День и час — страница 9 из 106

Ладони у них даже под пуховыми рукавичками, даже через шинельную драп-дерюгу твердые. Определенные. Средоточие нежности и — работы.

Солдаты шагают к танцплощадке строем, ткачихи летят к танцплощадке стаей.

«Чья-то светлая голова…» Забыл: чья? Позже, когда уже служил в политотделе, случайно на одном совещании узнал, догадался, к т о  на свой страх и риск распорядился строительство жилого офицерского городка начать с сооружения танцплощадки. Совещание было значительным, специально на него прибыл генерал из Москвы.

Приезжий генерал держал на совещании строгую генеральскую речь, в которой помянул между прочим и о том, что отпущенные на оборону Родины народные средства надо использовать только на предусмотренное дело, а не разбазаривать на сомнительные объекты, вроде всяких там танцулек — «как то было в прошлом году в вашем же управлении инженерных работ, когда некоторые присутствующие здесь товарищи допустили использование служебного положения и вмешательство в сферы, выходящие за пределы их компетенции. Забыли, что они всего лишь политработники, а не строевые командиры, принимающие единоначальные решения, да и то в пределах четко очерченного круга служебных полномочий».

При этом, оторвавшись от бумажки, генерал быстро, косвенно, но вполне определенно взглянул на сидевшего неподалеку от него, в президиуме же, подполковника Муртагина. Тогда-то ты и догадался, кому обязан своим появлением на свет «объект», функционирующий в Красных Сосенках. Чьей голове — темной, темноволосой, крепко сидящей на плечах голове подполковника Муртагина.

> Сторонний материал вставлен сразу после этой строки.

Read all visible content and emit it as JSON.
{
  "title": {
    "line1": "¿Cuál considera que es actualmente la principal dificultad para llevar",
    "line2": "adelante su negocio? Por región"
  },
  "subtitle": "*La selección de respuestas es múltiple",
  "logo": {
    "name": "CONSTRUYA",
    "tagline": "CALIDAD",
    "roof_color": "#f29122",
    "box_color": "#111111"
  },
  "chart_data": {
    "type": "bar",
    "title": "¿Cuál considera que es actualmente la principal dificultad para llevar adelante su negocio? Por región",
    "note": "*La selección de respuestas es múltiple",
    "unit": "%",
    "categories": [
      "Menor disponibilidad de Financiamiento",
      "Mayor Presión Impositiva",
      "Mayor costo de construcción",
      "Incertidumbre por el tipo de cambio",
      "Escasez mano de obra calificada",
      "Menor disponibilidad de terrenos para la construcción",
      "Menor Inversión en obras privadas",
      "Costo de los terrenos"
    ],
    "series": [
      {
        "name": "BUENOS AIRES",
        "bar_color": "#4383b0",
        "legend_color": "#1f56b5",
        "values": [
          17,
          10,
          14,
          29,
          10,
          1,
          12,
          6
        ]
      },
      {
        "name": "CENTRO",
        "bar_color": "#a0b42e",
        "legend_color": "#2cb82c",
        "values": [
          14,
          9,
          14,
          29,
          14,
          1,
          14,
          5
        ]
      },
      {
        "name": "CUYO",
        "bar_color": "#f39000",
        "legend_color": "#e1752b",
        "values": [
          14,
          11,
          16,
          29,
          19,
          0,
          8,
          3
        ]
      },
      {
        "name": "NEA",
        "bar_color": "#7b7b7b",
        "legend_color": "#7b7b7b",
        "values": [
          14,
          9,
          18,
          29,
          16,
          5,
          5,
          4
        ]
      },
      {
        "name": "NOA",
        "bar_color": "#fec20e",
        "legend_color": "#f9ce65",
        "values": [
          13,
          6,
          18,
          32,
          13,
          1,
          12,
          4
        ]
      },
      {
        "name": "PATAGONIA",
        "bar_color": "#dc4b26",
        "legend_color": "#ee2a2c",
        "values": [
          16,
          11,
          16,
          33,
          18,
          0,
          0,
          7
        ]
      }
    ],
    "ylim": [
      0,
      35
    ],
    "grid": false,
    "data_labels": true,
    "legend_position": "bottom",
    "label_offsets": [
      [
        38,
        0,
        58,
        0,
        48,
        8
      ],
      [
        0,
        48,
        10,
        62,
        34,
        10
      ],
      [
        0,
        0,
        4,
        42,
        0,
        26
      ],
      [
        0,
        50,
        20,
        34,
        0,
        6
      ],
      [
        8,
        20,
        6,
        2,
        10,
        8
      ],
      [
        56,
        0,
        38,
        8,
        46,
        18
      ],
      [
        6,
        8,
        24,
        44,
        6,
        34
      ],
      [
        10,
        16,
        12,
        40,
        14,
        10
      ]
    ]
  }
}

А что — голова ничего. «Еду-еду — не свищу, как наеду — не спущу…» А она даже бровью не повела. Как сидела себе, так и сидит, чертит что-то в записной книжечке. Конспектирует?

Стройка в Сосенках продолжается, домов все прибавляется и прибавляется. Они отстоят на приличном расстоянии друг от друга, и сооружают их, стараясь не повредить деревья. Сохранить сосенки. Люди как бы заселяют Сосенки, вьют среди них гнезда. Зато сбереженные красавицы сосны придают в общем-то унылым блочным пятиэтажкам хоть какое-то своеобразие. Офицеры, населяющие пятиэтажки, молоды, дворы полны детворы, и это еще более усиливает ощущение гнездовья.

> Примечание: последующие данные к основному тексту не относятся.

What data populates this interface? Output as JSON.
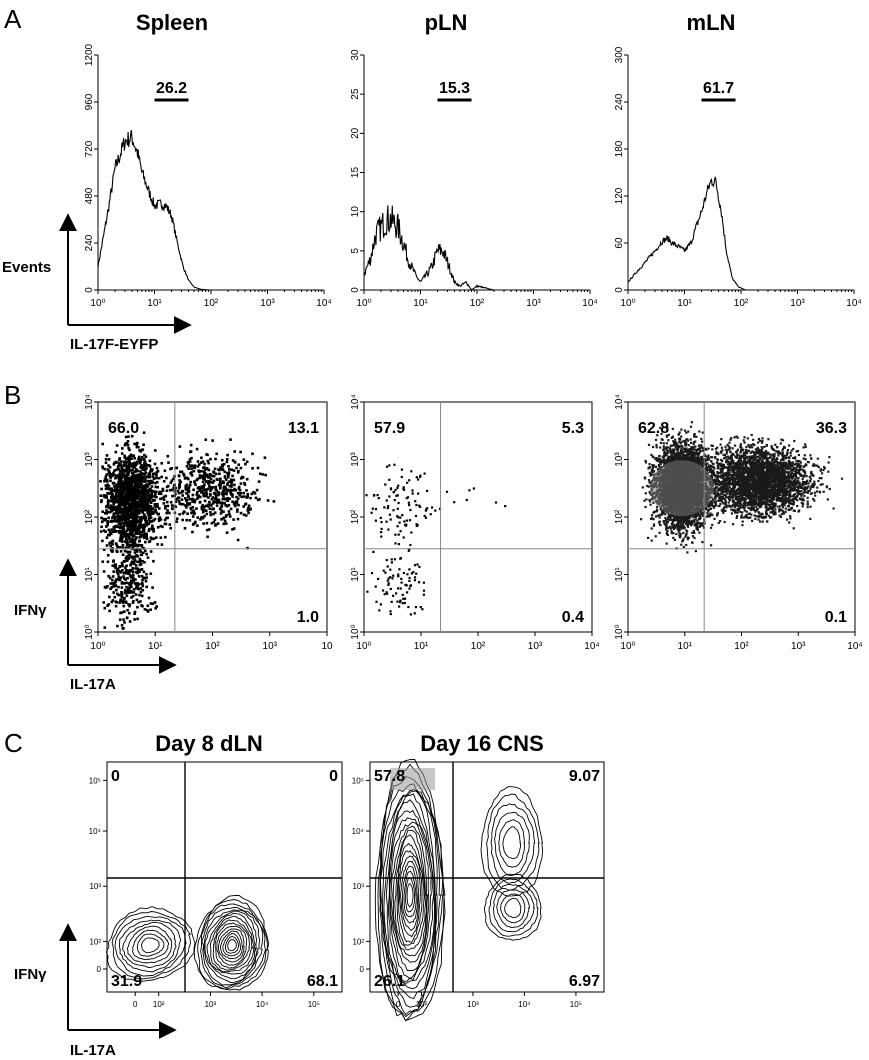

Кто хоть когда-нибудь был строителем, тот знает, что такое стройка поздней осенью. Холод, грязь, уже схваченная льдом, но затем расквашенная сапогами и колесами, сквозняки. На строительстве этого дома работало много первогодков, и ты в том числе. Только-только закончился курс молодого бойца, «карантин», как его еще называют, — когда вы бегали кроссы, изучали уставы и стрелковое оружие, ходили строевым, без конца строились…

— Отрабатываем подход к начальнику… Подход к начальнику — это искусство, — наставлял нас старшина Зарецкий. — Своевременный отход от него, — добавлял после некоторой паузы, — талант.

С окончанием карантина по существу закончилась и ваша военная служба. Служба закончилась, началась работа. Стройка, которая для многих вовсе не была в новинку: среди новобранцев были и закончившие строительные училища или техникумы, были даже парни с высшим строительным образованием. Да и те, кто специального образования не имел, в мирной, гражданской своей жизни тоже, как правило, были связаны со стройкой или, по крайней мере, с конкретным, рабочим, мастеровым делом. Тут все были рукастые. Таких, как ты, безруких интеллигентов, «композиторов», как определил вас старшина Зарецкий, — раз-два и обчелся.

Да, был строгий распорядок, были даже политзанятия с изучением военной машины возможного противника и империализма в целом, было хождение строем в столовую и из столовой, на работу и с работы. Н а  р а б о т у  и  с  р а б о т ы — и военной в вашей службе была только форма, еще не обвалявшаяся, не пригнанная, мешковато сидевшая на вас.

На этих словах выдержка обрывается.